Оптимальное число кластеров (Метод локтя и силуэтный коэффициент)

In [46]:
inertias = []
silhouette_scores = []
k_range = range(2, 11)

for k in k_range:
    kmeans = KMeans(n_clusters=k, random_state=42, n_init=10)
    labels = kmeans.fit_predict(df_scaled)
    inertias.append(kmeans.inertia_)
    silhouette_scores.append(silhouette_score(df_scaled, labels))

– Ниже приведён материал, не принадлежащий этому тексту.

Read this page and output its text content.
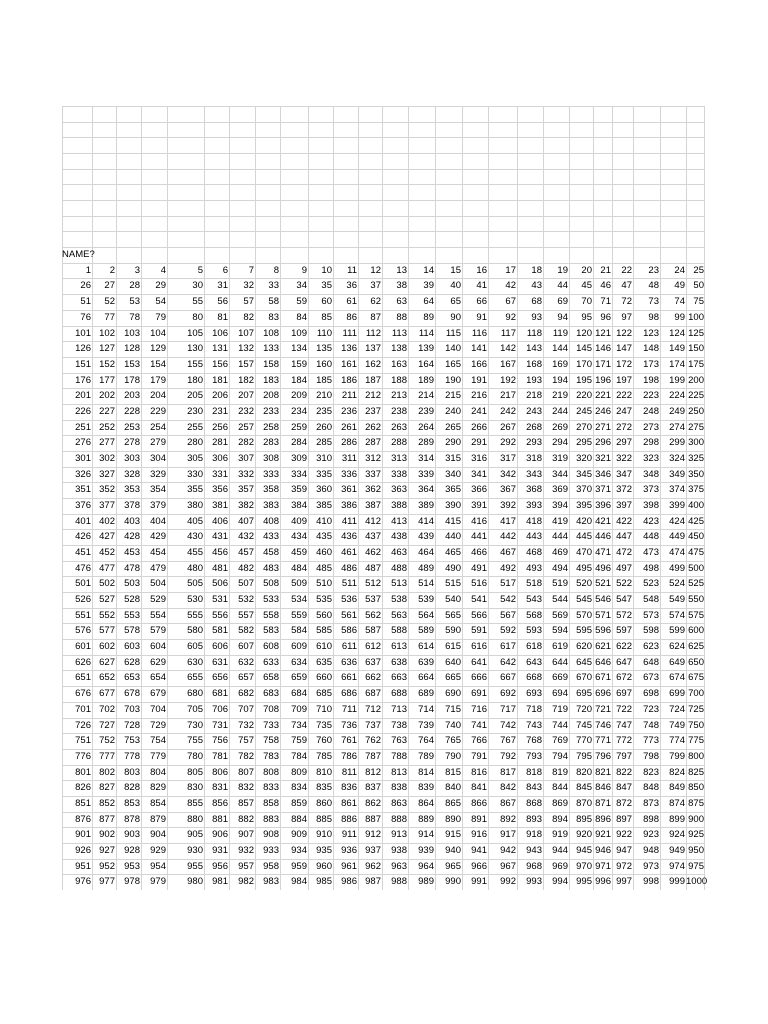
NAME?
1	2	3	4	5	6	7	8	9	10	11	12	13	14	15	16	17	18	19	20 21	22	23	24 25
26	27	28	29	30	31	32	33	34	35	36	37	38	39	40	41	42	43	44	45 46	47	48	49 50
51	52	53	54	55	56	57	58	59	60	61	62	63	64	65	66	67	68	69	70 71	72	73	74 75
76	77	78	79	80	81	82	83	84	85	86	87	88	89	90	91	92	93	94	95 96	97	98	99 100
101 102 103	104	105 106	107 108	109	110	111 112	113	114	115	116	117	118	119 120 121 122	123	124 125
126 127 128	129	130 131	132 133	134 135 136 137	138	139	140	141	142	143	144 145 146 147	148	149 150
151 152 153	154	155 156	157 158	159 160 161 162	163	164	165	166	167	168	169 170 171 172	173	174 175
176 177 178	179	180 181	182 183	184 185 186 187	188	189	190	191	192	193	194 195 196 197	198	199 200
201 202 203	204	205 206	207 208	209 210	211 212	213	214	215	216	217	218	219 220 221 222	223	224 225
226 227 228	229	230 231	232 233	234 235 236 237	238	239	240	241	242	243	244 245 246 247	248	249 250
251 252 253	254	255 256	257 258	259 260 261 262	263	264	265	266	267	268	269 270 271 272	273	274 275
276 277 278	279	280 281	282 283	284 285 286 287	288	289	290	291	292	293	294 295 296 297	298	299 300
301 302 303	304	305 306	307 308	309 310	311 312	313	314	315	316	317	318	319 320 321 322	323	324 325
326 327 328	329	330 331	332 333	334 335 336 337	338	339	340	341	342	343	344 345 346 347	348	349 350
351 352 353	354	355 356	357 358	359 360 361 362	363	364	365	366	367	368	369 370 371 372	373	374 375
376 377 378	379	380 381	382 383	384 385 386 387	388	389	390	391	392	393	394 395 396 397	398	399 400
401 402 403	404	405 406	407 408	409 410	411 412	413	414	415	416	417	418	419 420 421 422	423	424 425
426 427 428	429	430 431	432 433	434 435 436 437	438	439	440	441	442	443	444 445 446 447	448	449 450
451 452 453	454	455 456	457 458	459 460 461 462	463	464	465	466	467	468	469 470 471 472	473	474 475
476 477 478	479	480 481	482 483	484 485 486 487	488	489	490	491	492	493	494 495 496 497	498	499 500
501 502 503	504	505 506	507 508	509 510	511 512	513	514	515	516	517	518	519 520 521 522	523	524 525
526 527 528	529	530 531	532 533	534 535 536 537	538	539	540	541	542	543	544 545 546 547	548	549 550
551 552 553	554	555 556	557 558	559 560 561 562	563	564	565	566	567	568	569 570 571 572	573	574 575
576 577 578	579	580 581	582 583	584 585 586 587	588	589	590	591	592	593	594 595 596 597	598	599 600
601 602 603	604	605 606	607 608	609 610	611 612	613	614	615	616	617	618	619 620 621 622	623	624 625
626 627 628	629	630 631	632 633	634 635 636 637	638	639	640	641	642	643	644 645 646 647	648	649 650
651 652 653	654	655 656	657 658	659 660 661 662	663	664	665	666	667	668	669 670 671 672	673	674 675
676 677 678	679	680 681	682 683	684 685 686 687	688	689	690	691	692	693	694 695 696 697	698	699 700
701 702 703	704	705 706	707 708	709 710	711 712	713	714	715	716	717	718	719 720 721 722	723	724 725
726 727 728	729	730 731	732 733	734 735 736 737	738	739	740	741	742	743	744 745 746 747	748	749 750
751 752 753	754	755 756	757 758	759 760 761 762	763	764	765	766	767	768	769 770 771 772	773	774 775
776 777 778	779	780 781	782 783	784 785 786 787	788	789	790	791	792	793	794 795 796 797	798	799 800
801 802 803	804	805 806	807 808	809 810	811 812	813	814	815	816	817	818	819 820 821 822	823	824 825
826 827 828	829	830 831	832 833	834 835 836 837	838	839	840	841	842	843	844 845 846 847	848	849 850
851 852 853	854	855 856	857 858	859 860 861 862	863	864	865	866	867	868	869 870 871 872	873	874 875
876 877 878	879	880 881	882 883	884 885 886 887	888	889	890	891	892	893	894 895 896 897	898	899 900
901 902 903	904	905 906	907 908	909 910	911 912	913	914	915	916	917	918	919 920 921 922	923	924 925
926 927 928	929	930 931	932 933	934 935 936 937	938	939	940	941	942	943	944 945 946 947	948	949 950
951 952 953	954	955 956	957 958	959 960 961 962	963	964	965	966	967	968	969 970 971 972	973	974 975
976 977 978	979	980 981	982 983	984 985 986 987	988	989	990	991	992	993	994 995 996 997	998	999 1000
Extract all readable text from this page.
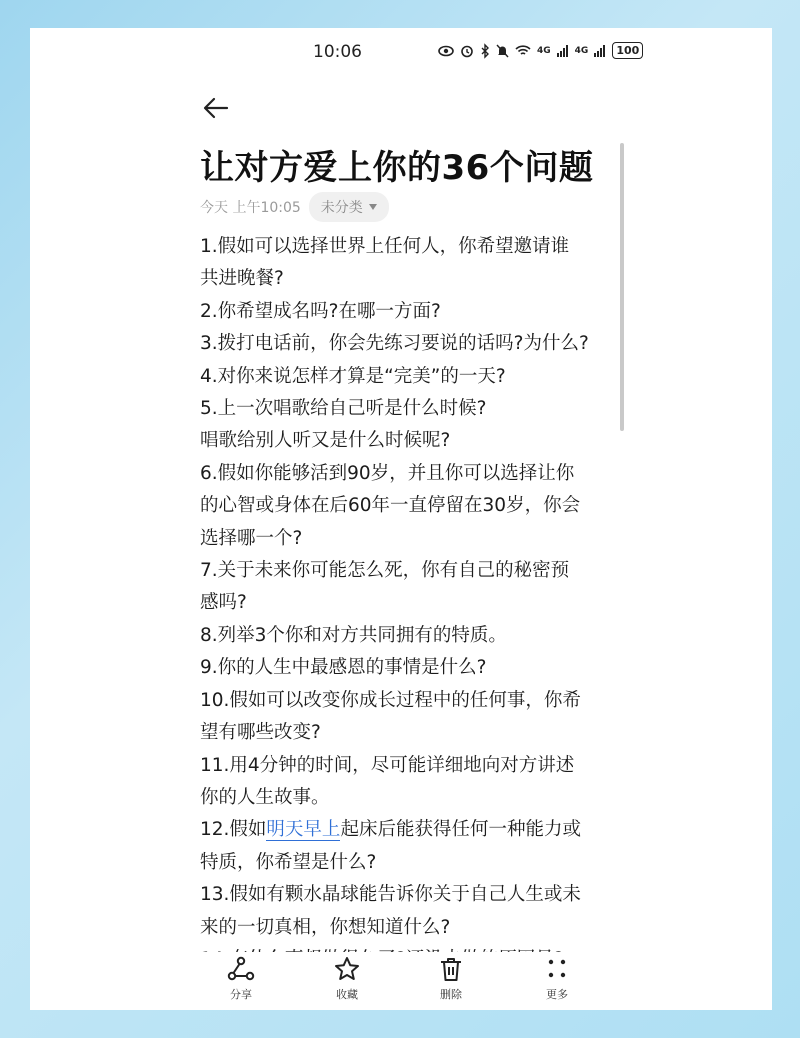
10:06	4G	4G	100
让对方爱上你的36个问题
今天 上午10:05 未分类

1.假如可以选择世界上任何人，你希望邀请谁

共进晚餐?

2.你希望成名吗?在哪一方面?

3.拨打电话前，你会先练习要说的话吗?为什么?

4.对你来说怎样才算是“完美”的一天?

5.上一次唱歌给自己听是什么时候?

唱歌给别人听又是什么时候呢?

6.假如你能够活到90岁，并且你可以选择让你

的心智或身体在后60年一直停留在30岁，你会

选择哪一个?

7.关于未来你可能怎么死，你有自己的秘密预

感吗?

8.列举3个你和对方共同拥有的特质。

9.你的人生中最感恩的事情是什么?

10.假如可以改变你成长过程中的任何事，你希

望有哪些改变?

11.用4分钟的时间，尽可能详细地向对方讲述

你的人生故事。

12.假如明天早上起床后能获得任何一种能力或

特质，你希望是什么?

13.假如有颗水晶球能告诉你关于自己人生或未

来的一切真相，你想知道什么?

分享	收藏	删除	更多
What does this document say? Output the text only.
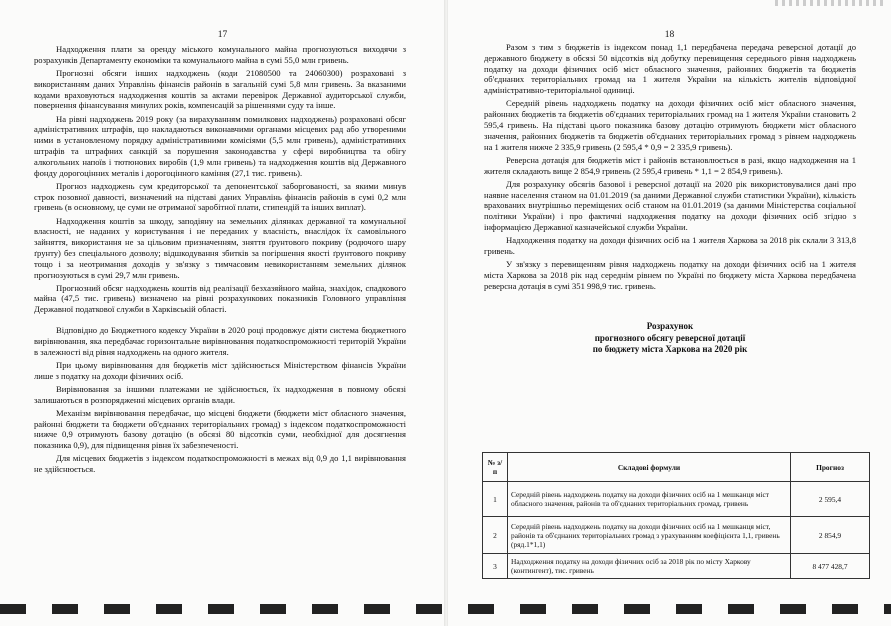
17

Надходження плати за оренду міського комунального майна прогнозуються виходячи з розрахунків Департаменту економіки та комунального майна в сумі 55,0 млн гривень.

Прогнозні обсяги інших надходжень (коди 21080500 та 24060300) розраховані з використанням даних Управлінь фінансів районів в загальній сумі 5,8 млн гривень. За вказаними кодами враховуються надходження коштів за актами перевірок Державної аудиторської служби, повернення фінансування минулих років, компенсацій за рішеннями суду та інше.

На рівні надходжень 2019 року (за вирахуванням помилкових надходжень) розраховані обсяг адміністративних штрафів, що накладаються виконавчими органами місцевих рад або утвореними ними в установленому порядку адміністративними комісіями (5,5 млн гривень), адміністративних штрафів та штрафних санкцій за порушення законодавства у сфері виробництва та обігу алкогольних напоїв і тютюнових виробів (1,9 млн гривень) та надходження коштів від Державного фонду дорогоцінних металів і дорогоцінного каміння (27,1 тис. гривень).

Прогноз надходжень сум кредиторської та депонентської заборгованості, за якими минув строк позовної давності, визначений на підставі даних Управлінь фінансів районів в сумі 0,2 млн гривень (в основному, це суми не отриманої заробітної плати, стипендій та інших виплат).

Надходження коштів за шкоду, заподіяну на земельних ділянках державної та комунальної власності, не наданих у користування і не переданих у власність, внаслідок їх самовільного зайняття, використання не за цільовим призначенням, зняття ґрунтового покриву (родючого шару ґрунту) без спеціального дозволу; відшкодування збитків за погіршення якості ґрунтового покриву тощо і за неотримання доходів у зв'язку з тимчасовим невикористанням земельних ділянок прогнозуються в сумі 29,7 млн гривень.

Прогнозний обсяг надходжень коштів від реалізації безхазяйного майна, знахідок, спадкового майна (47,5 тис. гривень) визначено на рівні розрахункових показників Головного управління Державної податкової служби в Харківській області.

Відповідно до Бюджетного кодексу України в 2020 році продовжує діяти система бюджетного вирівнювання, яка передбачає горизонтальне вирівнювання податкоспроможності територій України в залежності від рівня надходжень на одного жителя.

При цьому вирівнювання для бюджетів міст здійснюється Міністерством фінансів України лише з податку на доходи фізичних осіб.

Вирівнювання за іншими платежами не здійснюється, їх надходження в повному обсязі залишаються в розпорядженні місцевих органів влади.

Механізм вирівнювання передбачає, що місцеві бюджети (бюджети міст обласного значення, районні бюджети та бюджети об'єднаних територіальних громад) з індексом податкоспроможності нижче 0,9 отримують базову дотацію (в обсязі 80 відсотків суми, необхідної для досягнення показника 0,9), для підвищення рівня їх забезпеченості.

Для місцевих бюджетів з індексом податкоспроможності в межах від 0,9 до 1,1 вирівнювання не здійснюється.

18

Разом з тим з бюджетів із індексом понад 1,1 передбачена передача реверсної дотації до державного бюджету в обсязі 50 відсотків від добутку перевищення середнього рівня надходжень податку на доходи фізичних осіб міст обласного значення, районних бюджетів та бюджетів об'єднаних територіальних громад на 1 жителя України на кількість жителів відповідної адміністративно-територіальної одиниці.

Середній рівень надходжень податку на доходи фізичних осіб міст обласного значення, районних бюджетів та бюджетів об'єднаних територіальних громад на 1 жителя України становить 2 595,4 гривень. На підставі цього показника базову дотацію отримують бюджети міст обласного значення, районних бюджетів та бюджетів об'єднаних територіальних громад з рівнем надходжень на 1 жителя нижче 2 335,9 гривень (2 595,4 * 0,9 = 2 335,9 гривень).

Реверсна дотація для бюджетів міст і районів встановлюється в разі, якщо надходження на 1 жителя складають вище 2 854,9 гривень (2 595,4 гривень * 1,1 = 2 854,9 гривень).

Для розрахунку обсягів базової і реверсної дотації на 2020 рік використовувалися дані про наявне населення станом на 01.01.2019 (за даними Державної служби статистики України), кількість врахованих внутрішньо переміщених осіб станом на 01.01.2019 (за даними Міністерства соціальної політики України) і про фактичні надходження податку на доходи фізичних осіб згідно з інформацією Державної казначейської служби України.

Надходження податку на доходи фізичних осіб на 1 жителя Харкова за 2018 рік склали 3 313,8 гривень.

У зв'язку з перевищенням рівня надходжень податку на доходи фізичних осіб на 1 жителя міста Харкова за 2018 рік над середнім рівнем по Україні по бюджету міста Харкова передбачена реверсна дотація в сумі 351 998,9 тис. гривень.

Розрахунок
прогнозного обсягу реверсної дотації
по бюджету міста Харкова на 2020 рік
№ з/п	Складові формули	Прогноз
1	Середній рівень надходжень податку на доходи фізичних осіб на 1 мешканця міст обласного значення, районів та об'єднаних територіальних громад, гривень	2 595,4
2	Середній рівень надходжень податку на доходи фізичних осіб на 1 мешканця міст, районів та об'єднаних територіальних громад з урахуванням коефіцієнта 1,1, гривень (ряд.1*1,1)	2 854,9
3	Надходження податку на доходи фізичних осіб за 2018 рік по місту Харкову (контингент), тис. гривень	8 477 428,7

plt.figure(figsize=(12, 5))
plt.subplot(1, 2, 1)
plt.plot(k_range, inertias, marker='o')
plt.xlabel("Число кластеров")
plt.ylabel("Инерция")
plt.title("Метод локтя")

plt.subplot(1, 2, 2)
plt.plot(k_range, silhouette_scores, marker='o')
plt.xlabel("Число кластеров")
plt.ylabel("Коэффициент силуэта")
plt.title("Оценка силуэта")
plt.show()
No description has been provided for this image

Визуализация кластеров

In [47]:
kmeans = KMeans(n_clusters=3, random_state=42)  
df_clusters = kmeans.fit_predict(df_scaled)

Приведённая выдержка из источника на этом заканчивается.